2013年アメリカ作品 / 上映時間:2時間1分 / 日本語字幕:松浦美奈

第86回アカデミー賞主演女優&助演女優部門候補作品

2014年4月18日日本公開

公式サイト : http://august.asmik-ace.co.jp/

TOHOシネマズシャンテにて初見(2014/04/18)



[粗筋]

 オクラホマ州オーセージ郡は、夏場ともなると極度の暑さになる。こと、周りに影の差すところがないウェストン家の暑さは尋常ではなかった。

 そんな8月に、ウェストン家の長女バーバラ(ジュリア・ロバーツ)は突然の知らせを受け、帰郷する。父ベヴァリー(サム・シェパード)が、釣りに行くと言ったまま、忽然と行方をくらましたというのだ。母ヴァイオレット(メリル・ストリープ)はだいぶ前から口腔癌を患い闘病を続けていたが、最近になってベヴァリーは急にネイティヴ・アメリカンのジョナ(ミスティ・アッパム)を家政婦として雇い、ヴァイオレットの送り迎えや身の回りの世話をさせるようになっていた。そのことがバーバラや、オーセージに残っている次女のアイヴィー(ジュリアンヌ・ニコルソン)に嫌な予感をもたらすが、それは間違いではなかった――深夜、保安官がウェストン家を訪ね、近くの池で屍体が上がったことを告げるのだった。
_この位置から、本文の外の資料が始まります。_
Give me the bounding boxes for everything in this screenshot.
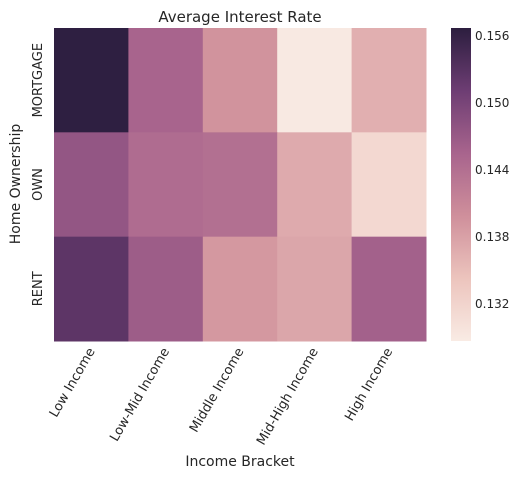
x-tick-labels: Low Income Low-Mid Income Middle Income Mid… [47, 346, 396, 448]
y-tick-label: RENT [31, 271, 46, 306]
heatmap-cell [277, 236, 353, 342]
x-tick-label: Low-Mid Income [107, 346, 173, 445]
colorbar-tick-label: 0.144 [475, 163, 509, 177]
colorbar-tick-label: 0.138 [475, 230, 509, 244]
colorbar [451, 28, 471, 341]
colorbar-tick-label: 0.156 [475, 29, 509, 43]
heatmap-cell [277, 132, 353, 238]
heatmap-cell [128, 132, 204, 238]
heatmap-cell [128, 28, 204, 133]
heatmap-cell [202, 28, 278, 133]
heatmap-cells [54, 28, 427, 342]
heatmap-cell [54, 236, 129, 342]
y-axis-label: Home Ownership [8, 124, 24, 245]
x-tick-label: Mid-High Income [254, 346, 322, 448]
heatmap-cell [54, 132, 129, 238]
y-tick-labels: MORTGAGE OWN RENT [31, 43, 46, 306]
heatmap-cell [351, 28, 427, 133]
chart-title: Average Interest Rate [158, 8, 321, 26]
x-tick-label: Low Income [47, 346, 99, 421]
heatmap-cell [277, 28, 353, 133]
heatmap-cell [351, 236, 427, 342]
heatmap-cell [128, 236, 204, 342]
heatmap-cell [351, 132, 427, 238]
x-axis-label: Income Bracket [185, 454, 295, 470]
heatmap-cell [202, 236, 278, 342]
colorbar-tick-label: 0.150 [475, 96, 509, 110]
x-tick-label: High Income [342, 346, 396, 424]
x-tick-label: Middle Income [187, 346, 247, 436]
y-tick-label: OWN [31, 168, 46, 201]
colorbar-ticks: 0.132 0.138 0.144 0.150 0.156 [475, 29, 509, 311]
heatmap-cell [54, 28, 129, 133]
heatmap-cell [202, 132, 278, 238]
y-tick-label: MORTGAGE [31, 43, 46, 118]
colorbar-tick-label: 0.132 [475, 297, 509, 311]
 葬儀に合わせ、ウェストン家には親族が勢揃いした。バーバラの夫ビル(ユアン・マクレガー)と娘のジーン(アビゲイル・ブレスリン)、ヴァイオレットの三女カレン(ジュリエット・ルイス)と婚約者のスティーヴ(ダーモット・マローニー)。ヴァイオレットの妹であるマティ・フェイ(マーゴ・マーティンデイル)とその夫チャールズ(クリス・クーパー)に、ふたりの息子リトル・チャールズ(ベネディクト・カンバーバッチ)もやって来た。

 久々に顔を合わせる者もいれば、まるっきりの新参者も加わっている。揃っての食卓は当初、探るような平穏な会話が交わされていたが、ヴァイオレットは最初からやけに躁状態で、無遠慮だった。彼女は昔から薬物依存が激しく、癌を患っているいまは、医師の処方で中毒性の高い鎮痛剤を過剰に投与し、ハイになりすぎる傾向がある。ヴァイオレットの抑えの効かない唇は、いつしか葬送の済んだばかりの家庭に、容赦なく爆弾を放り始めた――



[感想]

 ユーモアはあるが、潤いはない。舞台となるオーセージ郡の尋常でない熱気に乾燥してしまったかのようで、家族のドラマであるにも拘わらず、そのフレーズからイメージされる人情や暖かみはほとんどない。

 本篇の登場人物はいずれもどこかしら過剰でエキセントリックだが、決して特異ではない。事態を誰よりも掻き回す母親ヴァイオレットには薬物依存が明らかだが、それも珍しくはない――現在の彼女は癌の痛みを抑えるために処方された鎮痛剤の中毒になっている格好だが、あり得る状況なのである。それに明晰な頭脳と冴え渡る舌鋒が加わったがために手の付けどころのない厄介者になっている感はあるが、飛び抜けた奇人、というわけではない。家庭に悩みを抱えるバーバラも、地元を出ずに独身でいるアイヴィーの秘密も、カレンの振る舞いやその恋人の人物像にしても、ありがちと言えるものだ。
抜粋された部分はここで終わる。